El pulso de Jude se aceleró, pero su voz, cuando habló, era suave y apacible:
—¿Por qué?
—Por sus últimos tres discos —dijo Quinn—. Tengo dos hijas, y los escuchan todo el tiempo, a todo volumen, hasta que las paredes tiemblan y los platos tintinean y yo noto que estoy al borde de perpetrar actos de violencia doméstica, ¿me comprende? Y además contra mis encantadoras y divertidas hijas, a las que no sería capaz de dañar en condiciones normales. —Suspiró, usó la corbata para secarse la frente, se acercó al pie de la cama. Le ofreció a Jude el último chicle que le quedaba. Cuando el cantante lo rechazó, Quinn se lo metió rápidamente en la boca y empezó a mascar—. En fin. Uno tiene que amarlas hagan lo que hagan, sin que importe lo mucho que te saquen de quicio a veces.
—Así es —confirmó Jude.
—Sólo unas pocas preguntas —comenzó Quinn, sacando una libreta del bolsillo interior de su chaqueta—. Empecemos por lo ocurrido antes de que llegara a la casa de su padre. Tuvo un accidente y el conductor se fugó, ¿no? Un día horrible para usted y su amiga, ¿eh? Y luego su padre le ataca. Por supuesto, por su aspecto y las condiciones en las que él se encontraba, pensaría que era… No sé. Un asesino que venía a saquear su granja. Un espíritu maligno. De todas maneras, no entiendo por qué no fue a un hospital después del accidente en el que perdió el dedo.

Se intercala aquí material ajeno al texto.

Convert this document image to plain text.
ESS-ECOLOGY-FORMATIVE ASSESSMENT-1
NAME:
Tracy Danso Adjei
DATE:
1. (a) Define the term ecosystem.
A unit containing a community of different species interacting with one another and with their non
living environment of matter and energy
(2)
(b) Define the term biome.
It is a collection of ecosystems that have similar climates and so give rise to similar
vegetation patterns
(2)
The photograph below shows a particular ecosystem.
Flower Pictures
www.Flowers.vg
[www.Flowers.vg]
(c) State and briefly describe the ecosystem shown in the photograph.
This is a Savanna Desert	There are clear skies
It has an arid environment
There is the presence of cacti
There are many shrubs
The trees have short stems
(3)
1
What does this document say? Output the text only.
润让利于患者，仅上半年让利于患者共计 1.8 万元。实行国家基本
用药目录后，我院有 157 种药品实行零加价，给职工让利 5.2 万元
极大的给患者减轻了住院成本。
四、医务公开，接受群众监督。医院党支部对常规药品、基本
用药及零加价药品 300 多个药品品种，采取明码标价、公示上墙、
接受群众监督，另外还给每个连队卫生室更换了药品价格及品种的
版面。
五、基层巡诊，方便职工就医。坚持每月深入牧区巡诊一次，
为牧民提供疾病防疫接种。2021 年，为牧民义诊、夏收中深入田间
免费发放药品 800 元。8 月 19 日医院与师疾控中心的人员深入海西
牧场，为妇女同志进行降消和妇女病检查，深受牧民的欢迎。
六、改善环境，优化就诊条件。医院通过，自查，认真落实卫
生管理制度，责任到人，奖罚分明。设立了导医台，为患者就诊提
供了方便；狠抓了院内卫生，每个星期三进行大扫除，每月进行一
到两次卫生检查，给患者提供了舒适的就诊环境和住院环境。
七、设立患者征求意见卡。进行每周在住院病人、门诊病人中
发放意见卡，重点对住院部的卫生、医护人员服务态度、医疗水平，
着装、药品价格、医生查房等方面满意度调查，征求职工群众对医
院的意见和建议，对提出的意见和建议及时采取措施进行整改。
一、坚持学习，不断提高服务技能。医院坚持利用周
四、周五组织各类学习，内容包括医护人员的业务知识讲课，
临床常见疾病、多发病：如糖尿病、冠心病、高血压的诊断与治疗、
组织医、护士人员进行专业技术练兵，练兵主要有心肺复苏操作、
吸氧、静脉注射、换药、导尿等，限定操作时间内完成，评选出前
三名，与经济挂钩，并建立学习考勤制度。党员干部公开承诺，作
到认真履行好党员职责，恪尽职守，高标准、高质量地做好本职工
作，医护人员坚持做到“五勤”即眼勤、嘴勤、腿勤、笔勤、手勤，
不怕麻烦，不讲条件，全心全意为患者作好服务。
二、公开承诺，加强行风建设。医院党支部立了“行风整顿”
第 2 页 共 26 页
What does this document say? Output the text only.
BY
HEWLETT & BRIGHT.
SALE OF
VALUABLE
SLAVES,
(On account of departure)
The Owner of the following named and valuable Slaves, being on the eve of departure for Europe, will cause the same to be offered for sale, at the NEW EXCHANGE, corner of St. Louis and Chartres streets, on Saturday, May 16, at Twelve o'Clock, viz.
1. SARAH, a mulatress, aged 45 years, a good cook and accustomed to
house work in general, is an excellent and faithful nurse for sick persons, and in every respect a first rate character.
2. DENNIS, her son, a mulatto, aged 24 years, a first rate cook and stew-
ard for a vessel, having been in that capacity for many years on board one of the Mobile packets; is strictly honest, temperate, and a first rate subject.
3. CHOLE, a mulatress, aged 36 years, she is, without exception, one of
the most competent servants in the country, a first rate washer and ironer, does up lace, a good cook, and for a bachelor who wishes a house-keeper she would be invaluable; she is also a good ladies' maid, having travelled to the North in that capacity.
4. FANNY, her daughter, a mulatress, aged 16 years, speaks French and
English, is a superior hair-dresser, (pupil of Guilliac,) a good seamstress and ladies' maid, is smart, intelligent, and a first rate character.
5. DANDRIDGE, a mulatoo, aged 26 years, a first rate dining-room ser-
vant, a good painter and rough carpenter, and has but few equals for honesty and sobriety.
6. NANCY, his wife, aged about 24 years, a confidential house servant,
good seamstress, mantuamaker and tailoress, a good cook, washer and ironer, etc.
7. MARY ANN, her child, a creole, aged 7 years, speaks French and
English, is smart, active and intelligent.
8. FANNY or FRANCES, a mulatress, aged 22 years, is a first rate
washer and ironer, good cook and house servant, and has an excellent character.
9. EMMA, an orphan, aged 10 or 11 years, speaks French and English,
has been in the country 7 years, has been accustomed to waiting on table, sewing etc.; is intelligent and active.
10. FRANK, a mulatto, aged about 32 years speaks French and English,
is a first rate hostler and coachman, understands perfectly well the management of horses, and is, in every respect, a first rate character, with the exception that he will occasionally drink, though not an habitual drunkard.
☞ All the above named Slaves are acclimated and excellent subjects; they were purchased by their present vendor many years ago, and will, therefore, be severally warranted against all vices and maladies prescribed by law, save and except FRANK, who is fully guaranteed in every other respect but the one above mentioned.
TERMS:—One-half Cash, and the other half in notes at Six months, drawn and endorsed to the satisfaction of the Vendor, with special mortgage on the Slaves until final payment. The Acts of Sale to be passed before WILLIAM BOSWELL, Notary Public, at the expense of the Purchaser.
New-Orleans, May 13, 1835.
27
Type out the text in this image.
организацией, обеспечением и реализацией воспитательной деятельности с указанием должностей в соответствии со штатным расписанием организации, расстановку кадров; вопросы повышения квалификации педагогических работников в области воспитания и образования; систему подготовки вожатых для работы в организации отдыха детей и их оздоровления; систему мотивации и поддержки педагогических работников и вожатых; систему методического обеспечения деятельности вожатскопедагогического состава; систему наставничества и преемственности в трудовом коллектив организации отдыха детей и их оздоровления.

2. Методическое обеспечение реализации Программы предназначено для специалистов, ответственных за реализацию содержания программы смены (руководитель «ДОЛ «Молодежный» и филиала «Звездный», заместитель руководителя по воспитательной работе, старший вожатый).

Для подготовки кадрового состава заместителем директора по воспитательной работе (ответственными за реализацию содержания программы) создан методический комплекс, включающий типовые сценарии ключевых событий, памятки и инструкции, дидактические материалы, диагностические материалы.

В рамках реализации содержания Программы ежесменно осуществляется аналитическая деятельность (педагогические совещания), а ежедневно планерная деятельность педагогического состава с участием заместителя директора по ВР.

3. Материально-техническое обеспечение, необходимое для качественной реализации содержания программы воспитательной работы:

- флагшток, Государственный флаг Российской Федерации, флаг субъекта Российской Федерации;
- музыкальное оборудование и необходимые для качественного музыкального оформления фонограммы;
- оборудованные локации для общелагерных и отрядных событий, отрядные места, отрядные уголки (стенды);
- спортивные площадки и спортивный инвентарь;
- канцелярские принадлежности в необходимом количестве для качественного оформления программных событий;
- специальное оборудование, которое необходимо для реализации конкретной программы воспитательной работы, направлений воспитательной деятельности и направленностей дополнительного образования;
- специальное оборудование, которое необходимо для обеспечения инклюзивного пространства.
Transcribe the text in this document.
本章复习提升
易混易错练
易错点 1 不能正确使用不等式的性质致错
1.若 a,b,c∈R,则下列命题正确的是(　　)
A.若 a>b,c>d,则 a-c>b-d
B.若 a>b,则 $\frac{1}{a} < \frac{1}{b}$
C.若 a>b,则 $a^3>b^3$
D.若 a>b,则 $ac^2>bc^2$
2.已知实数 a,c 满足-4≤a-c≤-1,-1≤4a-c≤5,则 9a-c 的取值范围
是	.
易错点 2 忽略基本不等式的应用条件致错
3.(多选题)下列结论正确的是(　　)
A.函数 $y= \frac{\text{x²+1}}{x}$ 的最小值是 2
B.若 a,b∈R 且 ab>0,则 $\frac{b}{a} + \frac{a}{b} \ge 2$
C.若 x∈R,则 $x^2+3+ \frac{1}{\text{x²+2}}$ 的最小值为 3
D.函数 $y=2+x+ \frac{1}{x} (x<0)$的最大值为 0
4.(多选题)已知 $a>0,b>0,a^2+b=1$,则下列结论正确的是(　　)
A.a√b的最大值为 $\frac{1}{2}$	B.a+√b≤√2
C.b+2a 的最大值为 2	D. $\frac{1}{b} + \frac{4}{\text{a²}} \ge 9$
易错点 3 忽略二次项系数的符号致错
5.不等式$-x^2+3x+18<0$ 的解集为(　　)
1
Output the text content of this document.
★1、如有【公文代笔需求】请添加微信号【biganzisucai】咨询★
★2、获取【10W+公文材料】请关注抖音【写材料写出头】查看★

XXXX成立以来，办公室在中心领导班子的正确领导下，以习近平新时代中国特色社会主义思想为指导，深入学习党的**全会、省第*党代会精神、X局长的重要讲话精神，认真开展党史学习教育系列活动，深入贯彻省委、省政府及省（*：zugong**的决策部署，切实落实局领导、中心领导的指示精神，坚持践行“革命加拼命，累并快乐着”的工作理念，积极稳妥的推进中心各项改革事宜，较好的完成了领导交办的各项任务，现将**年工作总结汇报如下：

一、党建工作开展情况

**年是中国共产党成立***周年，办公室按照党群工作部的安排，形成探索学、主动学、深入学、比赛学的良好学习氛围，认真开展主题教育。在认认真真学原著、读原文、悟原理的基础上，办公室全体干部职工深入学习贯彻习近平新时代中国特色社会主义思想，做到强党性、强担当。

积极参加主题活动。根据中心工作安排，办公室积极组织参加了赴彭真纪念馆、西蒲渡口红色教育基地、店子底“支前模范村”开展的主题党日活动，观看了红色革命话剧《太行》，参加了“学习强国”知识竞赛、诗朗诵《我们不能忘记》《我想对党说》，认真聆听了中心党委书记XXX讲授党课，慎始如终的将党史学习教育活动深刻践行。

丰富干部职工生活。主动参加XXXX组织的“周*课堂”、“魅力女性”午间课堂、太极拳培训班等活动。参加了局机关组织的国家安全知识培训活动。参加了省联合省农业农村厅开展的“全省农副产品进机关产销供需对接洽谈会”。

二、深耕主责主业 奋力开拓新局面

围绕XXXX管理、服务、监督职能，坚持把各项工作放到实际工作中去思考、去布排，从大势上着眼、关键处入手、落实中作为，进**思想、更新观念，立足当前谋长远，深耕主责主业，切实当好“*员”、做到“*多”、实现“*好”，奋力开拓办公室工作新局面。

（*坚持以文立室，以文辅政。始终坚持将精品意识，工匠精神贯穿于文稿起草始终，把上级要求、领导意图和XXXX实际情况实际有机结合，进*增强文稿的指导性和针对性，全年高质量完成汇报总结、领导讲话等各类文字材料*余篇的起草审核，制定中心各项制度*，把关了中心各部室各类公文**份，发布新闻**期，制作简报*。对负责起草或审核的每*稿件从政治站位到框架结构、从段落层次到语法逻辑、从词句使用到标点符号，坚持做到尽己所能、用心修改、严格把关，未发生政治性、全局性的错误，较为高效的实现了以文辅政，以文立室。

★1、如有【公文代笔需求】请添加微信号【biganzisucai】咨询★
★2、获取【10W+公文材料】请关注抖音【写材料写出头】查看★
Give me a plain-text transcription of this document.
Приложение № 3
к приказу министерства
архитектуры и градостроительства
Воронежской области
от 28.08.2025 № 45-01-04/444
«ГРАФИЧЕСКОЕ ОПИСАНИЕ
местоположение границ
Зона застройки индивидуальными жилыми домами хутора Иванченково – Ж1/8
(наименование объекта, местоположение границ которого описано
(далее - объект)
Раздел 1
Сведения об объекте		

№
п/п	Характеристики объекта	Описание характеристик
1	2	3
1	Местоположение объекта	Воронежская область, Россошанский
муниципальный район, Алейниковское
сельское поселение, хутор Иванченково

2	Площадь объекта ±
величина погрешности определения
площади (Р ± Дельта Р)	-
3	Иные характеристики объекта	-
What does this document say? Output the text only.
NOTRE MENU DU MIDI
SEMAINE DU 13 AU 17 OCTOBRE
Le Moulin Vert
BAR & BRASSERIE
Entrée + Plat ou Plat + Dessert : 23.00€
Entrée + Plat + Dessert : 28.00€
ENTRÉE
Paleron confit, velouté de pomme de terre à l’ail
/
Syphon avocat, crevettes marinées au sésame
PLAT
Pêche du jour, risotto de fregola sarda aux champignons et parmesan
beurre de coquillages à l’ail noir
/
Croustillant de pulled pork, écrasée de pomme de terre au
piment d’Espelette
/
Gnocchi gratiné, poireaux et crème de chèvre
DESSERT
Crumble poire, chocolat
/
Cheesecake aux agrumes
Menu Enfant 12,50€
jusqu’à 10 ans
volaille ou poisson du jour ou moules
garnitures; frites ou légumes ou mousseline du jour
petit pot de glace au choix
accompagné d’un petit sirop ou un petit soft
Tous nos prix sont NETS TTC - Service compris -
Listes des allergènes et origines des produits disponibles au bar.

—No hay misterio —respondió Jude—. No estábamos lejos de la casa de mi padre, y yo sabía que mi tía estaba allí. Es enfermera titulada.
—¿Ah, sí? Cuénteme cómo era el coche que lo atropello.
—Una furgoneta —explicó Jude—. Una furgoneta. —Miró a Nan, que asintió levemente con la cabeza, observándole con sus ojos atentos y seguros. Jude respiró profundamente y empezó a mentir.